At the risk of seeming completely crass and insensitive to what I realize is a real spiritual and emotional crisis, may I ask: what's the Arcanite Hermetic Lodge? What are your supernatural beliefs that have been thrown into crisis by this development? And I do feel your pain and offer support for what its worth. Love has its down side.
What kind of beliefs? Do you mean in supernatural things? In things other than detectable energy and matter? Ultimately atheism leads you to reductionalism and a realization that reality is all there is. The rest is just stories for entertainment. But that's ok with me. To think of anything supernatural now just seems laughable to me. No offence to others who believe that, but knowing what I know about science I just see no evidence of it and can't fathom how anything supernatural could be.
Sounds a lot like my point of view. And to answer your question, yes I mostly meant beliefs in the supernatural. I don't mean to weird anybody out and lead them to belive I'm some kind of overly depressed nutcase, it's just that my change in world view came on rather suddenly and a quick change is usually a hard change. But I'm quite happy in my new found veiwpoint and no longer feel bound by mythology "stories for entertainment" as you put it. Not being bound means I'm free. Maybe that sudden transition has some traumas that naturally follow, but I'm mentally free and not bound by the direction of invisible (and non-existant) forces wich are merely the figments of imagination. Freedom is a very good thing.

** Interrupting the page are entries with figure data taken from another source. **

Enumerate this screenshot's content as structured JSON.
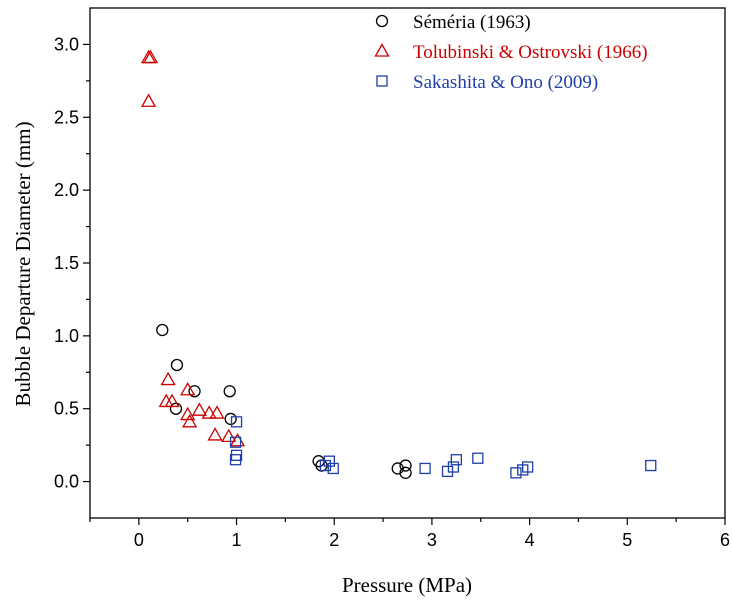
{
  "chart_data": {
    "type": "scatter",
    "xlabel": "Pressure (MPa)",
    "ylabel": "Bubble Departure Diameter (mm)",
    "xlim": [
      -0.5,
      6
    ],
    "ylim": [
      -0.25,
      3.25
    ],
    "xticks": [
      0,
      1,
      2,
      3,
      4,
      5,
      6
    ],
    "xtick_labels": [
      "0",
      "1",
      "2",
      "3",
      "4",
      "5",
      "6"
    ],
    "yticks": [
      0.0,
      0.5,
      1.0,
      1.5,
      2.0,
      2.5,
      3.0
    ],
    "ytick_labels": [
      "0.0",
      "0.5",
      "1.0",
      "1.5",
      "2.0",
      "2.5",
      "3.0"
    ],
    "grid": false,
    "legend_position": "top-right",
    "series": [
      {
        "name": "Séméria (1963)",
        "marker": "circle",
        "color": "#000000",
        "x": [
          0.24,
          0.39,
          0.38,
          0.57,
          0.93,
          0.94,
          1.84,
          1.87,
          2.65,
          2.73,
          2.73
        ],
        "y": [
          1.04,
          0.8,
          0.5,
          0.62,
          0.62,
          0.43,
          0.14,
          0.11,
          0.09,
          0.11,
          0.06
        ]
      },
      {
        "name": "Tolubinski & Ostrovski (1966)",
        "marker": "triangle",
        "color": "#cc0000",
        "x": [
          0.1,
          0.12,
          0.1,
          0.3,
          0.28,
          0.34,
          0.5,
          0.5,
          0.52,
          0.62,
          0.72,
          0.78,
          0.8,
          0.92,
          1.01
        ],
        "y": [
          2.91,
          2.91,
          2.61,
          0.7,
          0.55,
          0.55,
          0.63,
          0.46,
          0.41,
          0.49,
          0.47,
          0.32,
          0.47,
          0.31,
          0.28
        ]
      },
      {
        "name": "Sakashita & Ono (2009)",
        "marker": "square",
        "color": "#1f3fa8",
        "x": [
          1.0,
          0.99,
          1.0,
          0.99,
          1.91,
          1.95,
          1.99,
          2.93,
          3.16,
          3.22,
          3.25,
          3.47,
          3.86,
          3.93,
          3.98,
          5.24
        ],
        "y": [
          0.41,
          0.27,
          0.18,
          0.15,
          0.11,
          0.14,
          0.09,
          0.09,
          0.07,
          0.1,
          0.15,
          0.16,
          0.06,
          0.08,
          0.1,
          0.11
        ]
      }
    ]
  }
}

Welcome to atheism then I say "stories for entertainment" because many people who are religious, when thinking about atheism, say "what is your purpose then?" as if life required some plot and a protagonist and antagonist. And of course there is the movie "The Greatest Story Ever Told" with obvious references to entertainment. It also seems like a lot of the really entertaining movies out there have a large element of the supernatural.